Le risque d'une telle démarche, c'est la surdose. Radical, Antonin Peretjatko n'a pas voulu se contenter de moins d'une idée par plan, et le rythme qui en résulte est tellement intense que, sans nul doute, certains y verront une agressivité humoristique épuisante. De mon côté, au contraire, j'ai trouvé le défi vivifiant. L'énergie débridée et la fluidité extrême de l'ensemble m'ont rappelé l'ambitieux et remuant Why Don't You Play in Hell? de Sion Sono. Cette rapidité d'exécution est par ailleurs équilibrée par l'attachement qu'inspire l'improbable couple de héros.
C'est que Peretjatko ne se contente pas de croire comme pas permis en la comédie ; plus largement, c'est un amoureux du cinéma, qui sait en exploiter les possibilités pour que la transcription visuelle du scénario ne tourne pas à l'énumération de blagues séquentielle et fastidieuse. Après La fille du 14 juillet, il confirme en particulier que le montage tient une part essentielle dans son travail. Parfois il s'agit d'alterner des angles et des profondeurs de champ, et le montage est un vecteur de gag. Parfois il s'agit d'orchestrer des faux raccords, en matière de temps et de position des acteurs, et le montage, traditionnellement intangible et transparent, devient l'essence même du gag. Dans tous les cas, l'approche est fraîche et délicieuse.

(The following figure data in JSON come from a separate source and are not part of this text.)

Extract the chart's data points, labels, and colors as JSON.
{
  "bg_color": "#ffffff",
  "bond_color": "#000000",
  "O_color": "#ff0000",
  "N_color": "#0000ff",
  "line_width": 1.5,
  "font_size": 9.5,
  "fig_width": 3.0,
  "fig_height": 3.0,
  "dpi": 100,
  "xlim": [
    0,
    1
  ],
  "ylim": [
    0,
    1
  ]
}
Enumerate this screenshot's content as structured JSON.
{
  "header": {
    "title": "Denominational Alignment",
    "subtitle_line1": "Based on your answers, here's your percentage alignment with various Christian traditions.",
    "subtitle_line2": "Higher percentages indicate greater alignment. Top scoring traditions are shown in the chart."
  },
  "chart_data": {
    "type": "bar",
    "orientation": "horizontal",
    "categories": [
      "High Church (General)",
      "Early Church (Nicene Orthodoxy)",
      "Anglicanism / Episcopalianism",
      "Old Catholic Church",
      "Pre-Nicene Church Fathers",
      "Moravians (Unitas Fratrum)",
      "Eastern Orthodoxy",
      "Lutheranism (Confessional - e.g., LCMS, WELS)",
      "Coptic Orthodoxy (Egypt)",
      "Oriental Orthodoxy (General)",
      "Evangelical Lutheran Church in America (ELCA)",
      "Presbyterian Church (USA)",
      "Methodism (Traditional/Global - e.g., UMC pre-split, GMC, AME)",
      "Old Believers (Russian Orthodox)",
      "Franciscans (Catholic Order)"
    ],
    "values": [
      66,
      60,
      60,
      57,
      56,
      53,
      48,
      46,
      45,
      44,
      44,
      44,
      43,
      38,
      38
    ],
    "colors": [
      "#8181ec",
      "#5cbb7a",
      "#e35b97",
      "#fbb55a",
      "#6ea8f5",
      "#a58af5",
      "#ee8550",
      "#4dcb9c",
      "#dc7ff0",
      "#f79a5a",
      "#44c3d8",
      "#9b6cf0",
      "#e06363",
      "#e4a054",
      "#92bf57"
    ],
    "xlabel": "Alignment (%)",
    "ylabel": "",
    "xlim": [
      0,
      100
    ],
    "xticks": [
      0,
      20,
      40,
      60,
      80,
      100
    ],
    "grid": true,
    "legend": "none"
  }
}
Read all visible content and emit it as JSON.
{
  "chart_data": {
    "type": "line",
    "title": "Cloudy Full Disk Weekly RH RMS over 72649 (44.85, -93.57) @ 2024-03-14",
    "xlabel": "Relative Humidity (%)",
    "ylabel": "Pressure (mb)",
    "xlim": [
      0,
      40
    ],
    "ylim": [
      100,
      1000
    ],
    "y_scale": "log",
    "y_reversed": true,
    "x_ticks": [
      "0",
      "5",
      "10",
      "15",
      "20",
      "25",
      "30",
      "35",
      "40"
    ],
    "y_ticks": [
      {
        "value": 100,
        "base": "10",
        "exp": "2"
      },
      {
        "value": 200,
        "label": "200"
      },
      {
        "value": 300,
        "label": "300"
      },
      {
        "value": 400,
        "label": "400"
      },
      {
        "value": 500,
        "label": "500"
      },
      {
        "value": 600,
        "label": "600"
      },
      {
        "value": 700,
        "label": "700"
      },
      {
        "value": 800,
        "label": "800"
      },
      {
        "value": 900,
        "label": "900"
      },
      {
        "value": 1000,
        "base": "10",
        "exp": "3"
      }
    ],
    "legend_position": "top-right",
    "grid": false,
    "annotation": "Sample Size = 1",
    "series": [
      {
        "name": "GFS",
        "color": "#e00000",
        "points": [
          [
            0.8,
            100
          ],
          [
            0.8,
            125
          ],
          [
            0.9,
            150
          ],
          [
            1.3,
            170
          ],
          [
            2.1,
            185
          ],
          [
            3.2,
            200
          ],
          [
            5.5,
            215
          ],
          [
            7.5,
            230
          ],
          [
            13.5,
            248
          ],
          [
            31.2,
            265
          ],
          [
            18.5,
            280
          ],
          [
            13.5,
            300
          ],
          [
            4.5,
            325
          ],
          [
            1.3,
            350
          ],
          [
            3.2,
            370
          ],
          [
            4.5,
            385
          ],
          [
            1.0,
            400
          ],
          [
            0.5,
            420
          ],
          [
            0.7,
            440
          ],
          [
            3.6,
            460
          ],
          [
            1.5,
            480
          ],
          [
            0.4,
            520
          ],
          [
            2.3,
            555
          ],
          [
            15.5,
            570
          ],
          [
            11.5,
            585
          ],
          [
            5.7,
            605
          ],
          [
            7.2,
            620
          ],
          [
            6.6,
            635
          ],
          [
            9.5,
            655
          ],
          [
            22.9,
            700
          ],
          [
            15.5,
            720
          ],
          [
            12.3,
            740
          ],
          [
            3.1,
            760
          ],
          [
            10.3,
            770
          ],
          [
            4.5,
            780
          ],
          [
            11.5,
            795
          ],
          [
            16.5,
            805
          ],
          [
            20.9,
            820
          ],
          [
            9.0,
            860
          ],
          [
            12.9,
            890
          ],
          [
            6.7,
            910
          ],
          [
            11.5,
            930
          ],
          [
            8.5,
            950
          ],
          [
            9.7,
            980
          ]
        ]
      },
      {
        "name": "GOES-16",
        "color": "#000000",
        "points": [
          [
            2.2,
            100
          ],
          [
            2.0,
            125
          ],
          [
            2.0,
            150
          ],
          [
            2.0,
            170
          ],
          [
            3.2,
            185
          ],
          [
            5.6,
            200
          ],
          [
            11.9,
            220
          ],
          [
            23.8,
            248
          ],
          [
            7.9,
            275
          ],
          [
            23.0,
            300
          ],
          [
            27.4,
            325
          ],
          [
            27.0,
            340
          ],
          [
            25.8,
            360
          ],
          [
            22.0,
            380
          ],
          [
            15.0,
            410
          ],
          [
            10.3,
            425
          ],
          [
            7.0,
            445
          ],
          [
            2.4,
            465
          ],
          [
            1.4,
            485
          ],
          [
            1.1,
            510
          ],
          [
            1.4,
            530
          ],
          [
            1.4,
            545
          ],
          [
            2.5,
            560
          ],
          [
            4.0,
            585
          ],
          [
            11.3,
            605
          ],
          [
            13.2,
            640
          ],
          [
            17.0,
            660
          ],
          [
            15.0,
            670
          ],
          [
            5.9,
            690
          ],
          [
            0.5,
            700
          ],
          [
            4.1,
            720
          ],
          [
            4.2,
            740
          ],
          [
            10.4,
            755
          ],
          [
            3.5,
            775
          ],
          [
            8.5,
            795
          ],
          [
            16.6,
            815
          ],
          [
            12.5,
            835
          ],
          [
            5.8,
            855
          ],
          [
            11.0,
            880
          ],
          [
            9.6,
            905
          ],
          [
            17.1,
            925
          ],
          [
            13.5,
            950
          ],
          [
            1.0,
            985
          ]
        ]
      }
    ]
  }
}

Non que La Loi de la jungle se départisse pour autant d'influences reculées. Entre la générosité de Jacques Tati et l'impétuosité de Louis de Funès, évidentes à défaut d'être partout vénérées (et je plains ceux qui se refusent ces plaisirs), l'expédition dans la forêt guyanaise et au fin fond du non-sens se teinte de l'esprit d'aventure d'un Homme de Rio de Philippe de Broca, ravivé auprès du public actuel grâce aux OSS 117 décalés de Michel Hazanavicius. Et puis la dynamique du couple principal et l'impertinence du montage ne sont pas sans évoquer une légèreté bienheureuse tirée de la Nouvelle Vague, nulle part ailleurs mieux incarnée qu'en ces intertitres papillonnants.

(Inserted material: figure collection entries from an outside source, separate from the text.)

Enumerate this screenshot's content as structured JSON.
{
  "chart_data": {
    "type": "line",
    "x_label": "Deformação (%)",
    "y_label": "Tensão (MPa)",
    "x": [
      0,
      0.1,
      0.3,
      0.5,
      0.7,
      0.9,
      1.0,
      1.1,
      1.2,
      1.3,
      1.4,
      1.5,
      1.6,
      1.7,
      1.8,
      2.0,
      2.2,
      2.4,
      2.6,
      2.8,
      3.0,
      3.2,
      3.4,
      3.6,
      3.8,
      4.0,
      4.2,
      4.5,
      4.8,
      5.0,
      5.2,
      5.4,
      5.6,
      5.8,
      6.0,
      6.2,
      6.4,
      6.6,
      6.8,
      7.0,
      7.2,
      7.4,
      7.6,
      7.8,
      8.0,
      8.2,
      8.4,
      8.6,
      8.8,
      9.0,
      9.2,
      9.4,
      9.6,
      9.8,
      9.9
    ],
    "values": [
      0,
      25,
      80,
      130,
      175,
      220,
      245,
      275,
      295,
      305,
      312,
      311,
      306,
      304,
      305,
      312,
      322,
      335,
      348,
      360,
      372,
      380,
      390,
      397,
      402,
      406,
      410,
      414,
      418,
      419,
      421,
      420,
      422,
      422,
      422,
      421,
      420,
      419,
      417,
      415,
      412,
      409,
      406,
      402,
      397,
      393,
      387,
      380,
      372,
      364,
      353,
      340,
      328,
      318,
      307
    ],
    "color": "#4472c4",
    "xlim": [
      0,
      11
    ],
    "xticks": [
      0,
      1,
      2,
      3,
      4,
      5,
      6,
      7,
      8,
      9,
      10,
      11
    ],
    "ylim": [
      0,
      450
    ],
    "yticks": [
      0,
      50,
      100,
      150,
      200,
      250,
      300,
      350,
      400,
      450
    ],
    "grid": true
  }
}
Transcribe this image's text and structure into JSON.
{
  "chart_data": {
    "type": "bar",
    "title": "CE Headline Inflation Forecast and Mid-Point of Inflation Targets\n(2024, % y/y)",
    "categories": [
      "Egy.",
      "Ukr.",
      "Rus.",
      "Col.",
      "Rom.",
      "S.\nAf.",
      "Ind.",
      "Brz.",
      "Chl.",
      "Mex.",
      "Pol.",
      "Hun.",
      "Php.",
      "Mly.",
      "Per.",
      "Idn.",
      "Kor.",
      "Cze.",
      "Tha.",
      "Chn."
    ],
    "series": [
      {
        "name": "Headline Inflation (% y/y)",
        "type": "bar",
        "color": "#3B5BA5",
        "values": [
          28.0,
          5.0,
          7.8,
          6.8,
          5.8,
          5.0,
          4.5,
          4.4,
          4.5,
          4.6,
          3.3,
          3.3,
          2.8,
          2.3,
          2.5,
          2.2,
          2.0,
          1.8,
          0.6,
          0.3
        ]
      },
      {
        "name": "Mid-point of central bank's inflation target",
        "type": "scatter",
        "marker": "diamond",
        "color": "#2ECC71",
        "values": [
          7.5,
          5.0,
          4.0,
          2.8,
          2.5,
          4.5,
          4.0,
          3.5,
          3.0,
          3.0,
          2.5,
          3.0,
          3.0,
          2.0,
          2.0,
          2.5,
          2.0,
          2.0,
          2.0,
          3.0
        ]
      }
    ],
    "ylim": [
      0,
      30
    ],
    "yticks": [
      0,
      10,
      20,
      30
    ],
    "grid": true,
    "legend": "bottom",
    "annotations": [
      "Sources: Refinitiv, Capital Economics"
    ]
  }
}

Enfin, si je n'ai pas pu m'empêcher d'évoquer les personnages à plusieurs reprises déjà, c'est que l'enthousiasme des acteurs imprègne l'expédition du début à la fin. De retour devant la caméra de Peretjatko, Vincent Macaigne, le passionné maladroit barbu comme un gros nounours, et Vimala Pons, l'amazone sensible, l'Anna Karina des années 2010, à peine distraits par la boue et les mygales pas mimis, témoignent d'une alchimie drôle et envoûtante. Les rôles secondaires ne sont pas en reste, tout particulièrement l'huissier maniaque de Fred Tousch, qui distribuerait des fessées notariales à n'importe quel pseudo-héros Marvel, ainsi que le bureaucrate péremptoire de Mathieu Amalric, mais celui-là ne compte pas trop vu qu'Amalric est incapable de rater la moindre interprétation.

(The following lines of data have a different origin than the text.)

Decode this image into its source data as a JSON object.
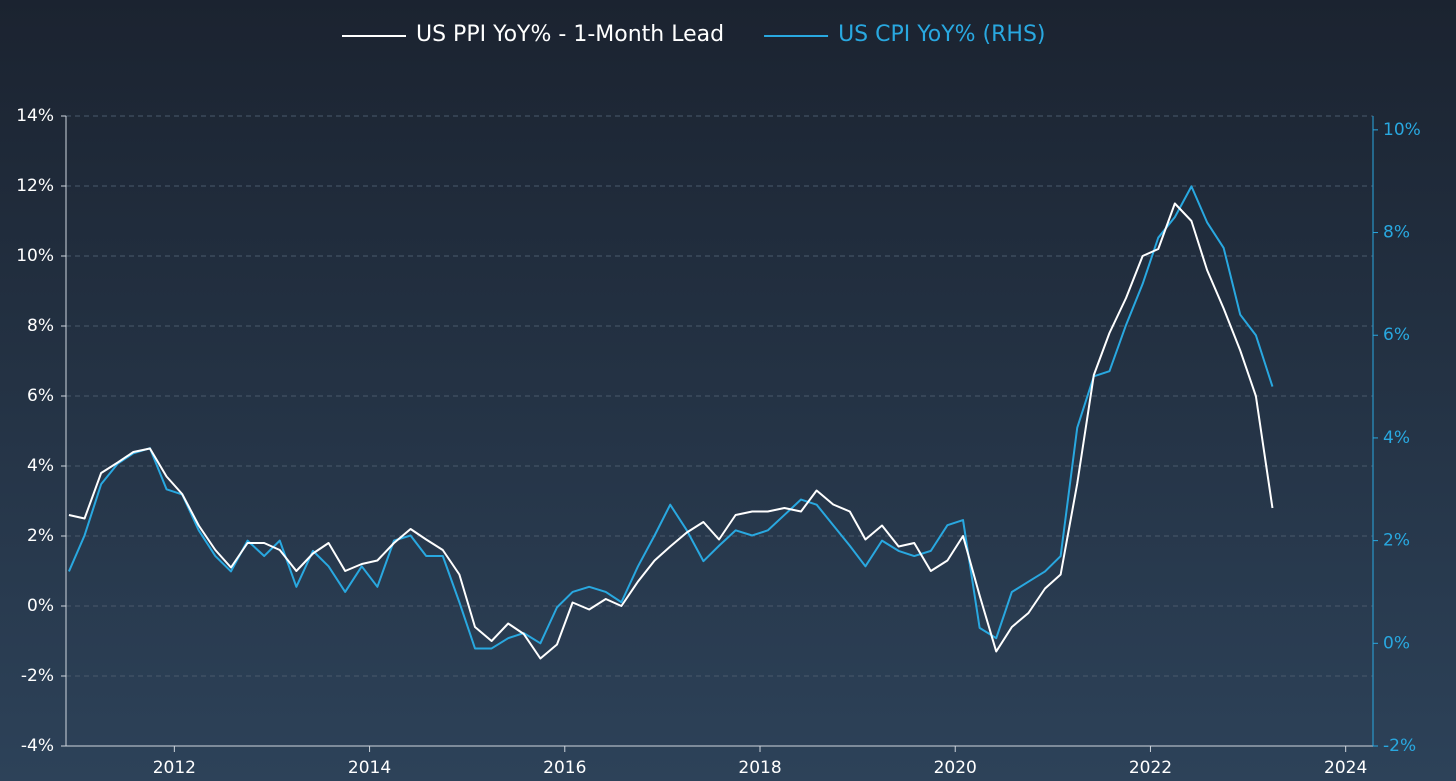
{
  "chart_data": {
    "type": "line",
    "x": [
      2010.92,
      2011.08,
      2011.25,
      2011.42,
      2011.58,
      2011.75,
      2011.92,
      2012.08,
      2012.25,
      2012.42,
      2012.58,
      2012.75,
      2012.92,
      2013.08,
      2013.25,
      2013.42,
      2013.58,
      2013.75,
      2013.92,
      2014.08,
      2014.25,
      2014.42,
      2014.58,
      2014.75,
      2014.92,
      2015.08,
      2015.25,
      2015.42,
      2015.58,
      2015.75,
      2015.92,
      2016.08,
      2016.25,
      2016.42,
      2016.58,
      2016.75,
      2016.92,
      2017.08,
      2017.25,
      2017.42,
      2017.58,
      2017.75,
      2017.92,
      2018.08,
      2018.25,
      2018.42,
      2018.58,
      2018.75,
      2018.92,
      2019.08,
      2019.25,
      2019.42,
      2019.58,
      2019.75,
      2019.92,
      2020.08,
      2020.25,
      2020.42,
      2020.58,
      2020.75,
      2020.92,
      2021.08,
      2021.25,
      2021.42,
      2021.58,
      2021.75,
      2021.92,
      2022.08,
      2022.25,
      2022.42,
      2022.58,
      2022.75,
      2022.92,
      2023.08,
      2023.25
    ],
    "series": [
      {
        "name": "US PPI YoY% - 1-Month Lead",
        "color": "#ffffff",
        "values": [
          2.6,
          2.5,
          3.8,
          4.1,
          4.4,
          4.5,
          3.7,
          3.2,
          2.3,
          1.6,
          1.1,
          1.8,
          1.8,
          1.6,
          1.0,
          1.5,
          1.8,
          1.0,
          1.2,
          1.3,
          1.8,
          2.2,
          1.9,
          1.6,
          0.9,
          -0.6,
          -1.0,
          -0.5,
          -0.8,
          -1.5,
          -1.1,
          0.1,
          -0.1,
          0.2,
          0.0,
          0.7,
          1.3,
          1.7,
          2.1,
          2.4,
          1.9,
          2.6,
          2.7,
          2.7,
          2.8,
          2.7,
          3.3,
          2.9,
          2.7,
          1.9,
          2.3,
          1.7,
          1.8,
          1.0,
          1.3,
          2.0,
          0.3,
          -1.3,
          -0.6,
          -0.2,
          0.5,
          0.9,
          3.5,
          6.6,
          7.8,
          8.8,
          10.0,
          10.2,
          11.5,
          11.0,
          9.6,
          8.5,
          7.3,
          6.0,
          2.8
        ]
      },
      {
        "name": "US CPI YoY% (RHS)",
        "color": "#29a8e0",
        "axis": "y2",
        "values": [
          1.4,
          2.1,
          3.1,
          3.5,
          3.7,
          3.8,
          3.0,
          2.9,
          2.2,
          1.7,
          1.4,
          2.0,
          1.7,
          2.0,
          1.1,
          1.8,
          1.5,
          1.0,
          1.5,
          1.1,
          2.0,
          2.1,
          1.7,
          1.7,
          0.8,
          -0.1,
          -0.1,
          0.1,
          0.2,
          0.0,
          0.7,
          1.0,
          1.1,
          1.0,
          0.8,
          1.5,
          2.1,
          2.7,
          2.2,
          1.6,
          1.9,
          2.2,
          2.1,
          2.2,
          2.5,
          2.8,
          2.7,
          2.3,
          1.9,
          1.5,
          2.0,
          1.8,
          1.7,
          1.8,
          2.3,
          2.4,
          0.3,
          0.1,
          1.0,
          1.2,
          1.4,
          1.7,
          4.2,
          5.2,
          5.3,
          6.2,
          7.0,
          7.9,
          8.3,
          8.9,
          8.2,
          7.7,
          6.4,
          6.0,
          5.0
        ]
      }
    ],
    "xlim": [
      2010.89,
      2024.28
    ],
    "xticks": [
      2012,
      2014,
      2016,
      2018,
      2020,
      2022,
      2024
    ],
    "ylim": [
      -4,
      14
    ],
    "yticks": [
      {
        "value": -4,
        "label": "-4%"
      },
      {
        "value": -2,
        "label": "-2%"
      },
      {
        "value": 0,
        "label": "0%"
      },
      {
        "value": 2,
        "label": "2%"
      },
      {
        "value": 4,
        "label": "4%"
      },
      {
        "value": 6,
        "label": "6%"
      },
      {
        "value": 8,
        "label": "8%"
      },
      {
        "value": 10,
        "label": "10%"
      },
      {
        "value": 12,
        "label": "12%"
      },
      {
        "value": 14,
        "label": "14%"
      }
    ],
    "y2lim": [
      -2,
      10.27
    ],
    "y2ticks": [
      {
        "value": -2,
        "label": "-2%"
      },
      {
        "value": 0,
        "label": "0%"
      },
      {
        "value": 2,
        "label": "2%"
      },
      {
        "value": 4,
        "label": "4%"
      },
      {
        "value": 6,
        "label": "6%"
      },
      {
        "value": 8,
        "label": "8%"
      },
      {
        "value": 10,
        "label": "10%"
      }
    ],
    "grid": true
  }
}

Même si la surprise n'est pas aussi forte qu'à la sortie de La fille du 14 juillet, le retour naturel et débonnaire de Peretjatko m'a fait rire et sourire autant que je l'espérais. Entre Gaz de France, Ma Loute et La Loi de la jungle, l'année 2016 est d'ores et déjà à marquer d'une pierre blanche pour la comédie française. Rappelez-moi juste de partir en vacances avant Camping 3 et ce sera parfait.